Yang menarik, menurut Ahli Tafsir Al-Biqaa’i yang juga sapendapat dengan
ahli tafsir Thabathaba’i dan ahli tafsir Ibn Asyuur, bahwa ditutupnya mulut
manusia dalam “pengadilan” akhirat karena nanti di akhirat manusia masih
membawa kebiasaan lamanya selama di dunia. Jika di dunia suka berbohong,
nanti di akhirat juga akan berbohong. Akan tetapi, Allah SWT Maha
Aaliim, Maha Mengetahui, sehingga yang diminta bersaksi adalah tangan
dan kakinya.
3. mm
5
Khutbah kedua
Bismillahirrahmaanirrahiim
Alhamdulillahirabbil alamiin
Allahumma shalli alla muhammad, wa alaa aali muhammad.
Kama shallayta alla ibraahiim, wa aali ibraahim.
Ya Allah, Engkau saksikan umat yang biasanya bercerai berai berpadu memuji
keagungan-Mu di masjid ini.
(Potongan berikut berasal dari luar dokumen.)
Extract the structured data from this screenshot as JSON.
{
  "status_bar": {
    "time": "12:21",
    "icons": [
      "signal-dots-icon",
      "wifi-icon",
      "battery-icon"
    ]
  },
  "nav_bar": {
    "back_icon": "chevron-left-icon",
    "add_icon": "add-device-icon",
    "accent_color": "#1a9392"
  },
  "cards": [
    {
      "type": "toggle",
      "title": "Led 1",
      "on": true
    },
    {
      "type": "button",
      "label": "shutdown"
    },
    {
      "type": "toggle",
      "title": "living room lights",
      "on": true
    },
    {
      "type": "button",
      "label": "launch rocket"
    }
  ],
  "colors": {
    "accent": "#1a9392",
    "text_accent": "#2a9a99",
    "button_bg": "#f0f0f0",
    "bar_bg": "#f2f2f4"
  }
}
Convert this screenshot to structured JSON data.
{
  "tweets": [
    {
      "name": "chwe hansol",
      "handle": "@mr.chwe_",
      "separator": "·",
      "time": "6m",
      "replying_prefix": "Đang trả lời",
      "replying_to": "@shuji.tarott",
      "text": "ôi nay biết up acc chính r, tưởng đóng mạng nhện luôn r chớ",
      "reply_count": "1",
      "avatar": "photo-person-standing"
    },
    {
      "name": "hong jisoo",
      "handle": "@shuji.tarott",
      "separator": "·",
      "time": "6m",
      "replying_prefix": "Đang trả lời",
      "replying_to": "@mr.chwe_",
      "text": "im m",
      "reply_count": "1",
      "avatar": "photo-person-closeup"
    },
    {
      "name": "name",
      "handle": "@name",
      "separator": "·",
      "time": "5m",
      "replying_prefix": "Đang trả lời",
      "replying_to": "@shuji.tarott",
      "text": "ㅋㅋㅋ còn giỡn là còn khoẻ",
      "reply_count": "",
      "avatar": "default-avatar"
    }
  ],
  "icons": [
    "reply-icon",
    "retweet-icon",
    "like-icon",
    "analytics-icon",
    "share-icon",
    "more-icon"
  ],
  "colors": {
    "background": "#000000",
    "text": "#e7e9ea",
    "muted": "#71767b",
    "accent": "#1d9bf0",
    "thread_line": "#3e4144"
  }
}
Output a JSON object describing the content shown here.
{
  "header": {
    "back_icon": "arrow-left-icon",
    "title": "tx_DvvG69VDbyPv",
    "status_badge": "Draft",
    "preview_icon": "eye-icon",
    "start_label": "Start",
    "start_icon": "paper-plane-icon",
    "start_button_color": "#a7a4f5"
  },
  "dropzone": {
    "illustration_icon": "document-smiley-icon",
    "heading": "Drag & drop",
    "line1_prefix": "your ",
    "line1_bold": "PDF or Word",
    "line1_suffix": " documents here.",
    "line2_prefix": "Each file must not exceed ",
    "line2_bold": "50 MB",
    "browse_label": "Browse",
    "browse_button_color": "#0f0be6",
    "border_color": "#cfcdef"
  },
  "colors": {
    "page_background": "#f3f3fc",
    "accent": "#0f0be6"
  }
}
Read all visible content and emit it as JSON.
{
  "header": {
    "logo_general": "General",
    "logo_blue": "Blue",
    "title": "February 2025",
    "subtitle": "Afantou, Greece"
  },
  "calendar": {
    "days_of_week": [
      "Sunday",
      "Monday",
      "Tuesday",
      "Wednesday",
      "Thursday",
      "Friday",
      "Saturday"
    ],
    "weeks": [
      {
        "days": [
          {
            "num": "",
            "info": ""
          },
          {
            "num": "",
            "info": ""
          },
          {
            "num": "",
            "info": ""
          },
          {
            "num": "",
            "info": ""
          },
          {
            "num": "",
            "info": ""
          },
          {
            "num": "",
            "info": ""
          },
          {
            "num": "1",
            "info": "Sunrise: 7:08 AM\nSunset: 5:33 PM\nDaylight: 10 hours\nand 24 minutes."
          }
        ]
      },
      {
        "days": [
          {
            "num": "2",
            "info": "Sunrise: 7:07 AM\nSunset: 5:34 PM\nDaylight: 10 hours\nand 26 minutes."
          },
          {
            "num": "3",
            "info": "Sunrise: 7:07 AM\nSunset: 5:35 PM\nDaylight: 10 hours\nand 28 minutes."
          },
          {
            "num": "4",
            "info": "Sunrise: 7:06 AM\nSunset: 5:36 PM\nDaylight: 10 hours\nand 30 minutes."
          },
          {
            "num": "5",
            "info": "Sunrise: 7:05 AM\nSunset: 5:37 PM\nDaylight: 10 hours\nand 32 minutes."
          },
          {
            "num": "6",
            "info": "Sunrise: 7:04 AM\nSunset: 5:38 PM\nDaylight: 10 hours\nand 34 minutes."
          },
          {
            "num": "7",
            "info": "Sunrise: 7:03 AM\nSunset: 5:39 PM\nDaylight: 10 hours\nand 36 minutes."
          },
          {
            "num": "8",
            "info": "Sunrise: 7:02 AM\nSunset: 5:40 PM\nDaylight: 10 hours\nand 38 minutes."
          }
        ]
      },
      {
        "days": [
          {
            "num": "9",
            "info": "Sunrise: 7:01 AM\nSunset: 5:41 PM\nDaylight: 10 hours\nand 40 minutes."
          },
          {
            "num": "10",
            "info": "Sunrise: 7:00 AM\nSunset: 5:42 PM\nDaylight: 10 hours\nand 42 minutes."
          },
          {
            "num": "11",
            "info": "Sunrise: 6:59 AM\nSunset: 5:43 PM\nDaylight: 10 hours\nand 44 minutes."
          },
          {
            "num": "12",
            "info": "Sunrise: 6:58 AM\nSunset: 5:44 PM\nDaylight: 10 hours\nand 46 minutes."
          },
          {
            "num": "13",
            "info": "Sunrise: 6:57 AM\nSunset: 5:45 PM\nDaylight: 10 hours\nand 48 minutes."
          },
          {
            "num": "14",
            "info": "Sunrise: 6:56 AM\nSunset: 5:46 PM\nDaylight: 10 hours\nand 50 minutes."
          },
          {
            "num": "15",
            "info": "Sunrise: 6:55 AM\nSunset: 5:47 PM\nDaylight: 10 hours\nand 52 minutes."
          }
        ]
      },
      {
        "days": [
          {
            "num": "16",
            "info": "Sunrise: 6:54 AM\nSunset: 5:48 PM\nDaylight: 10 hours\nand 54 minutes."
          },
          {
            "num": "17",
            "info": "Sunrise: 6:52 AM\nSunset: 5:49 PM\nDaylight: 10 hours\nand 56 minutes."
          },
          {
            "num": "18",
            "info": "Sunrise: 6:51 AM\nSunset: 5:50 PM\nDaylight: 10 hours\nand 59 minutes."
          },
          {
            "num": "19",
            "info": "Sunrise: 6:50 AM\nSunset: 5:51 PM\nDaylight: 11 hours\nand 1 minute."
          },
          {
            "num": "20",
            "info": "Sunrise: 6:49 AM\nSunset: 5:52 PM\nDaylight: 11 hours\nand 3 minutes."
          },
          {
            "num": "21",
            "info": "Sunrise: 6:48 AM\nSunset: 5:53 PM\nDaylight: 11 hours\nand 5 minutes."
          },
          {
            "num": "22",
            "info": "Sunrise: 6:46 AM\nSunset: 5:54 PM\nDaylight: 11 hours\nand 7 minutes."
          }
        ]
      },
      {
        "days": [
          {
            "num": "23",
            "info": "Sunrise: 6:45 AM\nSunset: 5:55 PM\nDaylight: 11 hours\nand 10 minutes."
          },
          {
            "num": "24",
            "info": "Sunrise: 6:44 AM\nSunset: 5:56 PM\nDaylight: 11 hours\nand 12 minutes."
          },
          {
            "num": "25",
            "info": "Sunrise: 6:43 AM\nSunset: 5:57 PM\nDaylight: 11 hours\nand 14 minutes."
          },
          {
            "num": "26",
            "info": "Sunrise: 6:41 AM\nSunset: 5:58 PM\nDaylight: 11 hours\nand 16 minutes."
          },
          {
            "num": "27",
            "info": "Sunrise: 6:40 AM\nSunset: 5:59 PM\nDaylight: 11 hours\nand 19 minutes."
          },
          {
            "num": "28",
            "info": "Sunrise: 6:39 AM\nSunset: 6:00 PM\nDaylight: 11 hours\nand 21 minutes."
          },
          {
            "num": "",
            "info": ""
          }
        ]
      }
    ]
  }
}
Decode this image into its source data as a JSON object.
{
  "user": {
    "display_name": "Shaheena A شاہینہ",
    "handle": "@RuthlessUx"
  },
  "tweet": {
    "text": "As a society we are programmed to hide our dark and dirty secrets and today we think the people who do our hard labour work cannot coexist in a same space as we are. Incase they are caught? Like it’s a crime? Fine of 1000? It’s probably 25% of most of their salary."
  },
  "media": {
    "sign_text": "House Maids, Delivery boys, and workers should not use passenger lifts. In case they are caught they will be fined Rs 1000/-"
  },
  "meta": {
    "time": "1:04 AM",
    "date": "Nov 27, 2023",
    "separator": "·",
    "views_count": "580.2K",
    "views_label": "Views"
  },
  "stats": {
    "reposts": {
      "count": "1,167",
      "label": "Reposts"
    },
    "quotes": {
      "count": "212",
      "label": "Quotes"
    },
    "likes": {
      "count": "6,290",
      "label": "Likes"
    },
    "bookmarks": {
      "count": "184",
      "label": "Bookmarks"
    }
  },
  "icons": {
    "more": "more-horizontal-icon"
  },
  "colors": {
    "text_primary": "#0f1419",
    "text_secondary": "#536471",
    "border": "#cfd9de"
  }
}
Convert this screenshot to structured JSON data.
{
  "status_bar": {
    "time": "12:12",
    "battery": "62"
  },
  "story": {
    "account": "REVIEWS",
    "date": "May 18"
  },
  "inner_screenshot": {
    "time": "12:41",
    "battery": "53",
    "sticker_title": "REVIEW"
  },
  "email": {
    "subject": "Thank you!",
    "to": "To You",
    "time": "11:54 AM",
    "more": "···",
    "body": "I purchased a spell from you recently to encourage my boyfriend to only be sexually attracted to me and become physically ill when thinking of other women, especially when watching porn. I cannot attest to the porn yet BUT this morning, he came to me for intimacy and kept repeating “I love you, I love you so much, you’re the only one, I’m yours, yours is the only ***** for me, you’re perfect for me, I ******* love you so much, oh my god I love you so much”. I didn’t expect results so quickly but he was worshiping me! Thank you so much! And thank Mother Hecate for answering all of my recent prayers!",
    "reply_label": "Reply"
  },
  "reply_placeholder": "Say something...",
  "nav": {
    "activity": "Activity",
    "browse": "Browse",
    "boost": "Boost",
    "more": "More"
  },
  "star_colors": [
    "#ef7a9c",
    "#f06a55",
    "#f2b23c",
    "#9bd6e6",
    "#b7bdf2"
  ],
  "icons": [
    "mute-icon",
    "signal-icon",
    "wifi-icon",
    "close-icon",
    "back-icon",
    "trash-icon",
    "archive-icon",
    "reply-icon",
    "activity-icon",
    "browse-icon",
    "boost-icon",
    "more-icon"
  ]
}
Siang ini, umat yang biasanya melupakan-
Mu, datang bersimpuh di hadapan-Mu. Hari ini, umat yang sering
mengabaikan firman-Mu, berusaha untuk kembali ke jalan-Mu. Ya Allah
inilah hamba-hamba-Mu yang lemah, yang terseret hawa nafsu, yang
diperbudak oleh dunia, yang bergelimang dengan dosa, berserah diri
kepada-Mu. Ampunilah dosa-dosa kami, Yaa Ghaffur, rahmatilah kami,
Ya Rahiim, ya arhama raahimiin.
Yaa Allah, bimbinglah kami untuk senantiasa khusuk dan istiqomah bersyukur,
dan tetapkan kami pada jalan-Mu. Yaa muqollibal quluub, tsabit qolbi
‘alaa diinika
6
Yaa Allah, dari sahabat rasul-Mu, Ali bin Abi Thalib, kami paham bahwa anak
kami bukanlah milik kami, tetapi mereka adalah milik zaman mereka.
Karena itu yaa Allah, dengan rahmat-Mu jadikan kesusahpayahan kami,
kesungguhan kami, kerelaberkorbanan kami ini, sebagai wasilah agar
mereka menjadi anak dan generasi yang bermartabat, berbudaya,
berakhlak mulia, dan cakap dalam memecahkan masalah-masalah hidup
mereka kelak.
Yaa Allah, sehatkan tubuh mereka; cerdaskan otak mereka; bersihkan hati
mereka; dan indahkanlah akhlak mereka
Yaa Allah, karuniakan kepada kami, kesabaran, ketegasan bersikap,
kedermawanan dan, kebijaksanaan dan penghambaan kepada ilmu,
sebagaimana
kesabaran yang telah Engkau anugerahkan kepada Abu Bakar Ashidiq,
ketegasan bersikap yang telah Engkau anugerahkan kepada Umar bin
Khotob,
kedermawanan yang telah Engkau anugerahkan kepada Utsman bin
Affan, dan
kebijaksanaan dan penghambaan pada ilmu yang telah Engkau
anugerahkan kepada Ali bin Abi Tholib.
Fasihkanlah lidah kami yaa Allah, untuk tidak berkata yang menyakitkan, untuk
tidak berkata yang membuat kerusakan, untuk tidak berkata hanya untuk
mencari keuntungan pribadi dengan rela mendzalimi orang lain,
sebagaimana fasihnya Bilal bin Rabbah.